The matrix to be preconditioned (Pmat) may be unassembled (MATIS), assembled (MATMPIAIJ, MATMPIBAIJ, or MATMPISBAIJ), hierarchical (MATHTOOL), or MATNORMAL. For multilevel preconditioning, when using an assembled or hierarchical Pmat, one must provide an auxiliary local Mat (unassembled local operator for GenEO) using PCHPDDMSetAuxiliaryMat(). Calling this routine is not needed when using a MATIS Pmat, assembly done internally using MatConvert().
| -pc_hpddm_define_subdomains <true, default=false> | - on the finest level, calls PCASMSetLocalSubdomains() with the IS supplied in PCHPDDMSetAuxiliaryMat() (not relevant with an unassembled Pmat) | |
| -pc_hpddm_has_neumann <true, default=false> | - on the finest level, informs the PC that the local Neumann matrix is supplied in PCHPDDMSetAuxiliaryMat() | |
| -pc_hpddm_coarse_correction <type, default=deflated> | - determines the PCHPDDMCoarseCorrectionType when calling PCApply |
Options for subdomain solvers, subdomain eigensolvers (for computing deflation vectors), and the coarse solver can be set with
-pc_hpddm_levels_%d_pc_
-pc_hpddm_levels_%d_ksp_
-pc_hpddm_levels_%d_eps_
-pc_hpddm_levels_%d_p
-pc_hpddm_levels_%d_mat_type_
-pc_hpddm_coarse_
-pc_hpddm_coarse_p
-pc_hpddm_coarse_mat_type_
e.g., -pc_hpddm_levels_1_sub_pc_type lu -pc_hpddm_levels_1_eps_nev 10 -pc_hpddm_levels_2_p 4 -pc_hpddm_levels_2_sub_pc_type lu -pc_hpddm_levels_2_eps_nev 10 -pc_hpddm_coarse_p 2 -pc_hpddm_coarse_mat_type baij will use 10 deflation vectors per subdomain on the fine "level 1", aggregate the fine subdomains into 4 "level 2" subdomains, then use 10 deflation vectors per subdomain on "level 2", and assemble the coarse matrix (of dimension 4 x 10 = 40) on two processes as a MATMPIBAIJ (default is MATMPISBAIJ).

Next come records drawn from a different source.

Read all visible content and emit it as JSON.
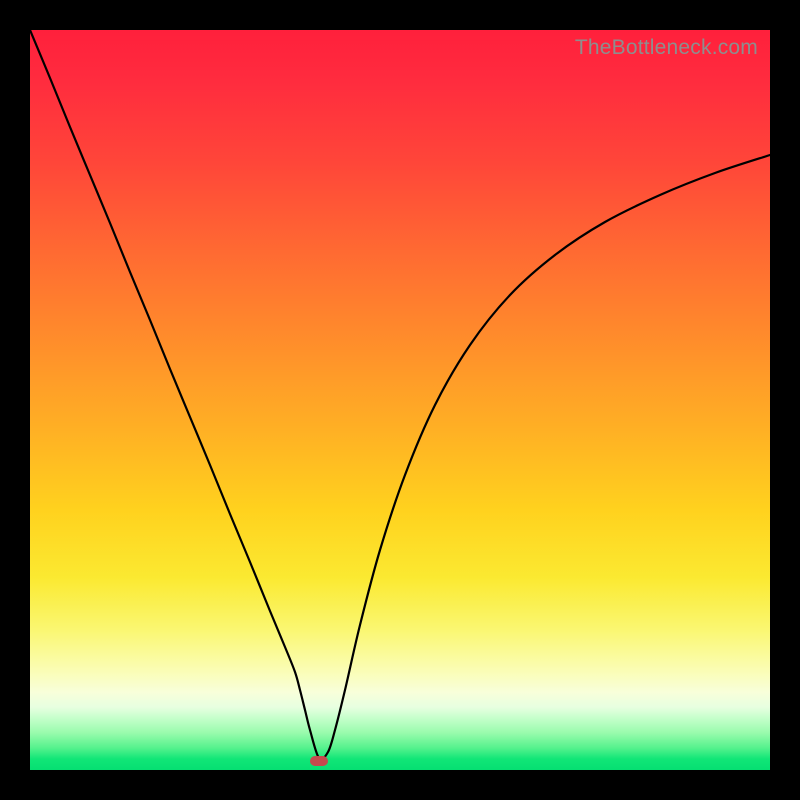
{
  "watermark": "TheBottleneck.com",
  "chart_data": {
    "type": "line",
    "title": "",
    "xlabel": "",
    "ylabel": "",
    "xrange": [
      0,
      740
    ],
    "yrange": [
      0,
      740
    ],
    "series": [
      {
        "name": "curve",
        "x": [
          0,
          20,
          40,
          60,
          80,
          100,
          120,
          140,
          160,
          180,
          200,
          220,
          240,
          255,
          265,
          270,
          275,
          280,
          289,
          298,
          305,
          315,
          330,
          350,
          375,
          405,
          440,
          480,
          525,
          575,
          630,
          685,
          740
        ],
        "y": [
          740,
          692,
          643,
          595,
          547,
          498,
          450,
          401,
          353,
          305,
          256,
          208,
          159,
          123,
          98,
          80,
          60,
          40,
          12,
          18,
          40,
          80,
          145,
          220,
          295,
          365,
          425,
          475,
          515,
          548,
          575,
          597,
          615
        ]
      }
    ],
    "marker": {
      "x": 289,
      "y": 9
    },
    "gradient_bands": [
      "#ff203c",
      "#ff2c3e",
      "#ff4639",
      "#ff6a32",
      "#ff8d2b",
      "#ffb024",
      "#ffd21e",
      "#fbe931",
      "#faf771",
      "#fafdb4",
      "#f8ffda",
      "#e7ffe0",
      "#c5ffcb",
      "#98fbac",
      "#56f28d",
      "#11e677",
      "#06df72"
    ]
  }
}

In order to activate a "level N+1" coarse correction, it is mandatory to call -pc_hpddm_levels_N_eps_nev <nu> or -pc_hpddm_levels_N_eps_threshold <val>. The default -pc_hpddm_coarse_p value is 1, meaning that the coarse operator is aggregated on a single process.
This preconditioner requires that you build PETSc with SLEPc (--download-slepc=1). By default, the underlying concurrent eigenproblems are solved using SLEPc shift-and-invert spectral transformation. This is usually what gives the best performance for GenEO, cf. [2011, 2013]. As stated above, SLEPc options are available through -pc_hpddm_levels_%d_, e.g., -pc_hpddm_levels_1_eps_type arpack -pc_hpddm_levels_1_eps_threshold 0.1 -pc_hpddm_levels_1_st_type sinvert.

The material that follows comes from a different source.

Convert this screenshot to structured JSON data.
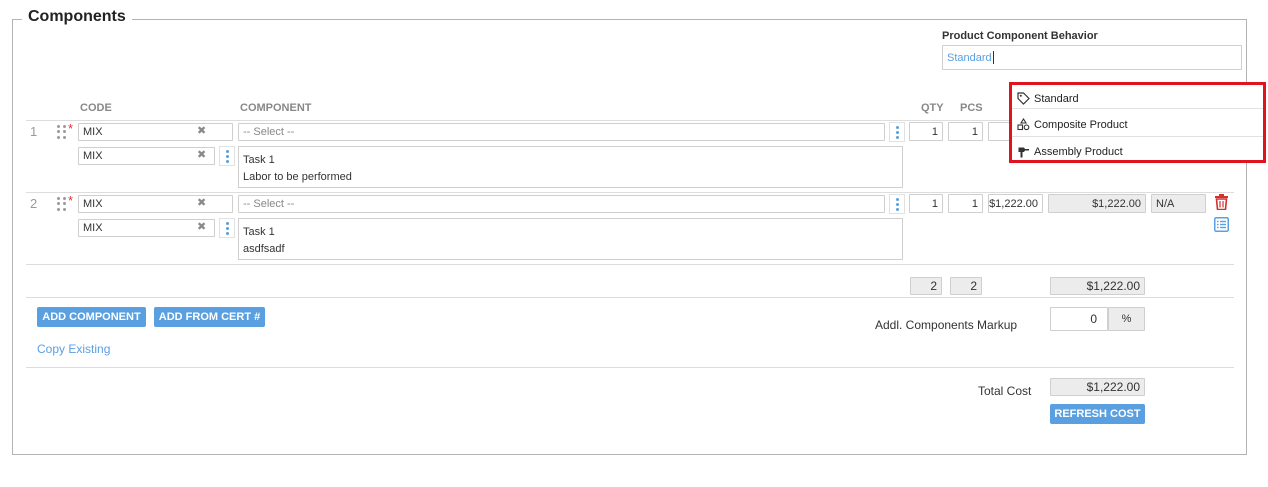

| 2011 | - A robust two-level domain decomposition preconditioner for systems of PDEs. Spillane, Dolean, Hauret, Nataf, Pechstein, and Scheichl. Comptes Rendus Mathematique. | |
| 2013 | - Scalable domain decomposition preconditioners for heterogeneous elliptic problems. Jolivet, Hecht, Nataf, and Prud'homme. SC13. | |
| 2015 | - An introduction to domain decomposition methods: algorithms, theory, and parallel implementation. Dolean, Jolivet, and Nataf. SIAM. | |
| 2019 | - A multilevel Schwarz preconditioner based on a hierarchy of robust coarse spaces. Al Daas, Grigori, Jolivet, and Tournier. SIAM Journal on Scientific Computing. | |
| 2021 | - KSPHPDDM and PCHPDDM: extending PETSc with advanced Krylov methods and robust multilevel overlapping Schwarz preconditioners. Jolivet, Roman, and Zampini. Computer & Mathematics with Applications. | |
| 2022a | - A robust algebraic domain decomposition preconditioner for sparse normal equations. Al Daas, Jolivet, and Scott. SIAM Journal on Scientific Computing. | |
| 2022b | - A robust algebraic multilevel domain decomposition preconditioner for sparse symmetric positive definite matrices. Al Daas and Jolivet. |